Meer dan een overzicht

Het boek is niet simpelweg een overzicht van beschikbare technologieën. Waar het vooral om gaat, zijn de competenties die professionals in zorg en welzijn nodig hebben om met die technologieën om te kunnen gaan. Dit op zo’n manier dat hun werk er makkelijker, efficiënter en beter van wordt. Om wat voor technologieën gaat het in dit verband? “Aan de ene kant kun je denken aan elektronische patiënten- of cliëntendossiers,” zegt Marjolein, “die je gebruikt om gegevens makkelijker tussen professionals uit te wisselen. Maar aan de andere kant kan het ook gaan om de inzet van robotica of virtual reality. VR kan bijvoorbeeld worden gebruikt om ouders in complexe scheidingen te ondersteunen, zodat zij zich beter kunnen inleven in de gevoelens van hun kind.”

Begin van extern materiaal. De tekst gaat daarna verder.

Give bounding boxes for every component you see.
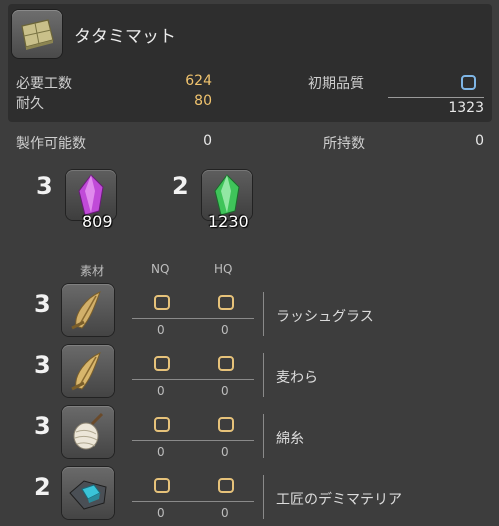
initial-quality-hq-checkbox[interactable] [461, 75, 476, 90]
row-divider [132, 379, 254, 380]
nq-column-header: NQ [151, 262, 170, 276]
hq-owned-count: 0 [221, 445, 229, 459]
row-vertical-divider [263, 353, 264, 397]
item-icon[interactable] [12, 10, 62, 58]
owned-label: 所持数 [323, 136, 365, 152]
material-count: 3 [34, 412, 51, 440]
craftable-label: 製作可能数 [16, 136, 86, 152]
row-vertical-divider [263, 475, 264, 519]
nq-checkbox[interactable] [154, 356, 170, 371]
quality-divider [388, 97, 484, 98]
row-divider [132, 318, 254, 319]
crystal-required-count: 2 [172, 172, 189, 200]
material-count: 2 [34, 473, 51, 501]
cotton-yarn-icon [73, 412, 104, 450]
durability-label: 耐久 [16, 96, 44, 112]
row-divider [132, 440, 254, 441]
material-name: ラッシュグラス [276, 309, 374, 325]
material-slot[interactable] [62, 467, 114, 519]
material-name: 麦わら [276, 370, 318, 386]
material-slot[interactable] [62, 406, 114, 458]
hq-checkbox[interactable] [218, 295, 234, 310]
demimateria-icon [69, 480, 107, 510]
material-name: 工匠のデミマテリア [276, 492, 402, 508]
crystal-owned-count: 809 [82, 212, 113, 231]
hq-owned-count: 0 [221, 384, 229, 398]
nq-owned-count: 0 [157, 445, 165, 459]
crystal-owned-count: 1230 [208, 212, 249, 231]
material-slot[interactable] [62, 284, 114, 336]
hq-column-header: HQ [214, 262, 233, 276]
initial-quality-label: 初期品質 [308, 76, 364, 92]
owned-value: 0 [475, 133, 484, 149]
row-vertical-divider [263, 292, 264, 336]
nq-checkbox[interactable] [154, 295, 170, 310]
tatami-mat-icon [21, 19, 54, 50]
nq-owned-count: 0 [157, 384, 165, 398]
required-work-label: 必要工数 [16, 76, 72, 92]
nq-owned-count: 0 [157, 323, 165, 337]
material-count: 3 [34, 290, 51, 318]
straw-icon [71, 352, 101, 391]
hq-owned-count: 0 [221, 506, 229, 520]
material-column-header: 素材 [80, 264, 105, 278]
hq-checkbox[interactable] [218, 478, 234, 493]
hq-checkbox[interactable] [218, 417, 234, 432]
lightning-crystal-icon [78, 174, 104, 216]
crystal-required-count: 3 [36, 172, 53, 200]
material-count: 3 [34, 351, 51, 379]
required-work-value: 624 [185, 73, 212, 89]
hq-checkbox[interactable] [218, 356, 234, 371]
material-name: 綿糸 [276, 431, 304, 447]
nq-owned-count: 0 [157, 506, 165, 520]
rush-grass-icon [71, 291, 101, 330]
wind-crystal-icon [214, 174, 240, 216]
craftable-value: 0 [203, 133, 212, 149]
durability-value: 80 [194, 93, 212, 109]
row-vertical-divider [263, 414, 264, 458]
quality-max-value: 1323 [448, 100, 484, 116]
nq-checkbox[interactable] [154, 417, 170, 432]
item-name: タタミマット [74, 27, 176, 47]
material-slot[interactable] [62, 345, 114, 397]
nq-checkbox[interactable] [154, 478, 170, 493]
hq-owned-count: 0 [221, 323, 229, 337]
row-divider [132, 501, 254, 502]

De technologieën die op dit moment voor zorg en welzijn beschikbaar zijn, kunnen niet in elke situatie worden toegepast. “We kijken vanuit een kritische houding in welke context, voor welke patiënten of in welke situatie technologie wel of niet de oplossing is,” reageert Marjolein. “In het laatste geval is het belangrijk – ook als organisatie – om te kunnen onderbouwen waarom je technologie soms ook niet inzet.”

Bloedsuikerspiegel

Het bekend zijn met verschillende technologieën en de beschikbaarheid ervan, kan worden gezien als een van de basiscompetenties die in het boek aan bod komen. Dit volgens de theorie van het V-model, dat recent is geüpdatet door het lectoraat Technology, Health & Care in samenwerking met andere partijen. Een stap verder biedt het boek ook verdiepende competenties, die zich meer richten op professionals die vooroplopen op het gebied van technologische ontwikkelingen. Zij zouden bijvoorbeeld als ambassadeurs kunnen optreden en collega’s kunnen inspireren en ondersteunen bij de inzet van technologie. 

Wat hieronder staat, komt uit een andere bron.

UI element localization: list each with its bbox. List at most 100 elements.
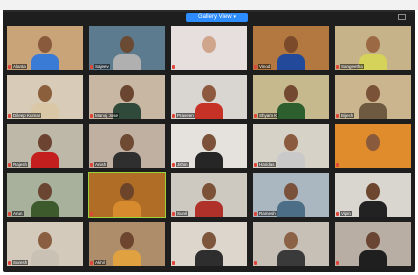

In bredere zin geldt dat iedere situatie in zorg en welzijn om een andere aanpak vraagt, waarbij technologie voor de één de oplossing kan zijn en voor de ander misschien juist niet. Zo is het voor patiënten met diabetes mogelijk om hun bloedsuikerspiegel continu te meten met behulp van sensoren op het lichaam. Voor sommige patiënten zorgt dit voor een gevoel van controle; andere patiënten krijgen door deze constante monitoring vooral een gevoel van onrust.